Préface des Éditions de Londres
« René » est un roman de François-René de Chateaubriand publié en 1802. Cette œuvre est déjà beaucoup plus traditionnelle du Romantisme, puisqu’on en retrouve les thèmes classiques. On peut aussi dire de « René » et de son mal-être qu’il annonce déjà la révolte des générations futures (Rimbaud, Baudelaire, Beat etc.). « René », c’est aussi Chateaubriand jeune. En cela, c’est un premier moment presque autobiographique.
Bref résumé
René est exilé dans la tribu des Natchez. Il raconte l’histoire de son exil : trainant son mal-être, amoureux de sa sœur Amélie, laquelle est aussi amoureuse de lui, elle s’enferme au couvent et il part en Amérique. Il mourra sans trouver le bonheur. Pour combattre le « vague des passions », seul existe l’espoir de la religion.
René est devenu le symbole du « mal du siècle », c’est aussi une thérapie, voire une psychanalyse de Chateaubriand.
Le mal du siècle
Voyons plutôt son autoportrait de dépressif aux comportements labiles : « Mon humeur était impétueuse, mon caractère inégal. Tour à tour bruyant et joyeux, silencieux et triste, je rassemblais autour de moi mes jeunes compagnons ; puis, les abandonnant tout à coup, j’allais m’asseoir à l’écart, pour contempler la nue fugitive, ou entendre la pluie tomber sur le feuillage. ».
Il est amoureux de sa sœur : « Timide et contraint devant mon père, je ne trouvais l’aise et le contentement qu’auprès de ma sœur Amélie. Une douce conformité d’humeur et de goûts m’unissait étroitement à cette sœur. »

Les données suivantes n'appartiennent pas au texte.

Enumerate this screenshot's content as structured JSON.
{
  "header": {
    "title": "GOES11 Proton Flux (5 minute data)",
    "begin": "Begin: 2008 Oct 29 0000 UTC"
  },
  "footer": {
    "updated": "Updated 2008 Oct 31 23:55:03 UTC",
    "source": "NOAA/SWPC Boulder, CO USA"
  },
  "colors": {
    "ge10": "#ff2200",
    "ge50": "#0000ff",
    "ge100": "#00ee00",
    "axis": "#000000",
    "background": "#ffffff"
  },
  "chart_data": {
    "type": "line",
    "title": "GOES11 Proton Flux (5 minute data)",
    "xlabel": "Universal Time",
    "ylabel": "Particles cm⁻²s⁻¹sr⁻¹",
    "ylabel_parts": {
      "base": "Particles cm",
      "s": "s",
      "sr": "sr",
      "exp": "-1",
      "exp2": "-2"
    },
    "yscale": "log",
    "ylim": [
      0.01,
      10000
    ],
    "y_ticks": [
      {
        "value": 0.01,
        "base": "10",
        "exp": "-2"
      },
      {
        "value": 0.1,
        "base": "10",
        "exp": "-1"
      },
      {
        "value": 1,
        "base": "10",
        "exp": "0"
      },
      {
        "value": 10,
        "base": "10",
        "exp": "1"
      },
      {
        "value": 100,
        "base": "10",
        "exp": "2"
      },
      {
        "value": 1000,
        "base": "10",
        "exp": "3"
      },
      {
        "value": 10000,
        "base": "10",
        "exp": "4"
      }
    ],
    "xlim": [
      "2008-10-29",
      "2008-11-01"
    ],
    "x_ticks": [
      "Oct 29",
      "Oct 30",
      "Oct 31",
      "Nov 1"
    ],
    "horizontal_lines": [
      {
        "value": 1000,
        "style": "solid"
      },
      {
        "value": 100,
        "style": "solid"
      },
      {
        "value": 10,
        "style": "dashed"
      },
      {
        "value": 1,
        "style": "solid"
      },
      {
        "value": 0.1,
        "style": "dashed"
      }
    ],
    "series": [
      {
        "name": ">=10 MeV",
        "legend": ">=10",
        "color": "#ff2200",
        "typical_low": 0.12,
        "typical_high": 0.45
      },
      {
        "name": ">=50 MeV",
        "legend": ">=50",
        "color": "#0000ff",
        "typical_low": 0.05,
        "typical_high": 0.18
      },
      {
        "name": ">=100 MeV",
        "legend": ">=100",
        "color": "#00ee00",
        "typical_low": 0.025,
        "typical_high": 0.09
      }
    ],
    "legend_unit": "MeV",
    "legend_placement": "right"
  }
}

« René » est une confession pleine de surprises : « Les Européens, incessamment agités, sont obligés de se bâtir des solitudes. Plus notre cœur est tumultueux et bruyant, plus le calme et le silence nous attirent. », impression d’une réflexion permanente sur la mort : « O hommes, qui ayant vécu loin du monde, avez passé du silence de la vie au silence de la mort, de quel dégoût de la terre vos tombeaux ne remplissaient-ils point mon cœur ? »
On y retrouve aussi le goût du voyage : « Cependant, plein d’ardeur, je m’élançai seul sur cet orageux océan du monde, dont je ne connaissais ni les ports ni les écueils. Je visitai d’abord les peuples qui ne sont plus ; je m’en allai m’asseyant sur les débris de Rome et de la Grèce, pays de forte et d’ingénieuse mémoire, où les palais sont ensevelis dans la poudre, et les mausolées des rois cachés sous les ronces.»
Voici comment il se décrit : « Un jeune homme plein de passions, assis sur la bouche d’un volcan ».
La poésie de son texte : « L’astre, enflammant les vapeurs de la cité, semblait osciller lentement dans un fluide d’or, comme le pendule de l’horloge des siècles. »
Et voici le mal-être ; la modernité de ces phrases est étonnante : « On m’accuse d’avoir des goûts inconstants, de ne pouvoir jouir longtemps de la même chimère, d’être la proie d’une imagination qui se hâte d’arriver au fond de mes plaisirs, comme si elle était accablée de leur durée, on m’accuse de passer toujours le bruit que je puis atteindre… »…on dirait presque des paroles de rock : « Sans parents, sans amis, pour ainsi dire seul sur la terre, n’ayant point encore aimé, j’étais accablé d’une surabondance de vie. » ou « La nuit, lorsque l’aquilon ébranlait ma chaumière, que les pluies tombaient en torrent sur mon toit, qu’à travers ma fenêtre, je voyais la lune sillonner les nuages amoncelés, comme pâle vaisseau qui laboure les vagues, il me semblait que la vie redoublait au fond de mon cœur, que j’aurais eu la puissance de créer des mondes. »
« René » est un des chefs d’œuvre de la littérature romantique.